Como no esquiva los temas delicados, cosa que está muy bien, nos propone una peculiar lectura de un asunto muy conflictivo, el del "matrimonio" de las personas homosexuales. Su razonamiento es muy simple: si los homosexuales son hijos de Dios, ¿por qué no pueden casarse? Es más, ellos nos ayudan a ampliar nuestra visión de la sexualidad, de modo que no la reduzcamos a una mera tarea reproductiva.
Sin embargo, en su afecto por las personas, que es algo digno de seguirse, olvida que la Biblia, en bastantes textos explícitos y en toda su concepción de la sexualidad, es totalmente contraria a la unión sexual entre personas del mismo sexo. Y esto no porque la Biblia sea pacata, sino porque el amor entre un hombre y una mujer es figura del fecundo amor de Dios y su pueblo (de Cristo y la Iglesia, dirán los cristianos siguiendo a San Pablo). ¿Puede haber una exaltación mayor de la unión conyugal? Pero precisamente esa altísima valoración de la unión de los cuerpos hace que la penetración de un varón por otro, o el abrazo de dos mujeres, no sean capaces de simbolizar la indisoluble unión de Dios y su pueblo.
Frente a temas delicados, como la homosexualidad, los cristianos podemos seguir dos estrategias muy diferentes. Una es la estrategia espiritualista de Felipe Berríos, donde lo que uno haga con su cuerpo no tiene importancia radical, y lo único que importa es el afecto entre las personas involucradas, aunque eso signifique echarse al bolsillo la Biblia y una tradición varias veces milenaria, representada en este caso por la Iglesia, pero no solo por ella. En esta estrategia, casi todo es susceptible de ser bendecido, porque lo importante es la acogida (de las personas y sus actos) y que nadie sufra.

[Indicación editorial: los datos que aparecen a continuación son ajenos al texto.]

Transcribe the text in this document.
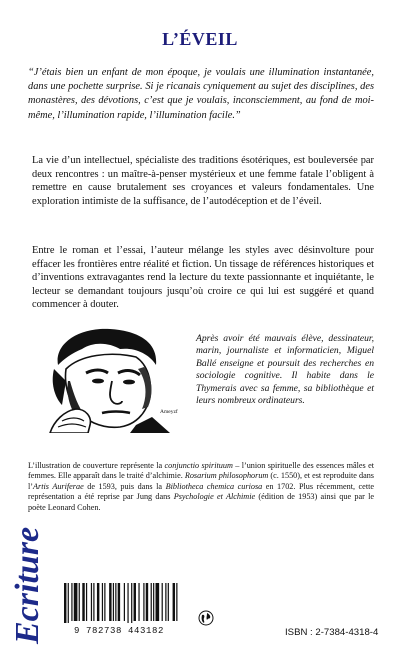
L’ÉVEIL

“J’étais bien un enfant de mon époque, je voulais une illumination instantanée, dans une pochette surprise. Si je ricanais cyniquement au sujet des disciplines, des monastères, des dévotions, c’est que je voulais, inconsciemment, au fond de moi-même, l’illumination rapide, l’illumination facile.”

La vie d’un intellectuel, spécialiste des traditions ésotériques, est bouleversée par deux rencontres : un maître-à-penser mystérieux et une femme fatale l’obligent à remettre en cause brutalement ses croyances et valeurs fondamentales. Une exploration intimiste de la suffisance, de l’autodéception et de l’éveil.

Entre le roman et l’essai, l’auteur mélange les styles avec désinvolture pour effacer les frontières entre réalité et fiction. Un tissage de références historiques et d’inventions extravagantes rend la lecture du texte passionnante et inquiétante, le lecteur se demandant toujours jusqu’où croire ce qui lui est suggéré et quand commencer à douter.

Ameyzf

Après avoir été mauvais élève, dessinateur, marin, journaliste et informaticien, Miguel Ballé enseigne et poursuit des recherches en sociologie cognitive. Il habite dans le Thymerais avec sa femme, sa bibliothèque et leurs nombreux ordinateurs.

L’illustration de couverture représente la conjunctio spirituum – l’union spirituelle des essences mâles et femmes. Elle apparaît dans le traité d’alchimie. Rosarium philosophorum (c. 1550), et est reproduite dans l’Artis Auriferae de 1593, puis dans la Bibliotheca chemica curiosa en 1702. Plus récemment, cette représentation a été reprise par Jung dans Psychologie et Alchimie (édition de 1953) ainsi que par le poète Leonard Cohen.

Ecriture	9 782738 443182	ISBN : 2-7384-4318-4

La otra estrategia es mostrar una infinita acogida a las personas (el Papa nos está dando un magnífico ejemplo), abstenernos de juzgar a los hombres y mujeres concretos, pero tomarnos muy en serio las enseñanzas de la Biblia y tener el valor de decirles que no podemos aprobar su comportamiento. Dicho con otras palabras, el cura puede y debe bendecir a las personas, pero no puede bendecir cualquier conducta ni cualquier anillo (ni cualquier banco). Esto, obviamente, implica que vamos a sufrir: no solo las personas homosexuales, sino también el resto de nosotros. Pero no todo sufrimiento es malo, también existe un sufrimiento purificador. El cristiano sabe que si acoge la palabra de Dios, Él sabrá cómo arregla las cosas.
Por mi parte, prefiero confiar en la misericordia de Dios antes que en la peculiar misericordia del padre Berríos.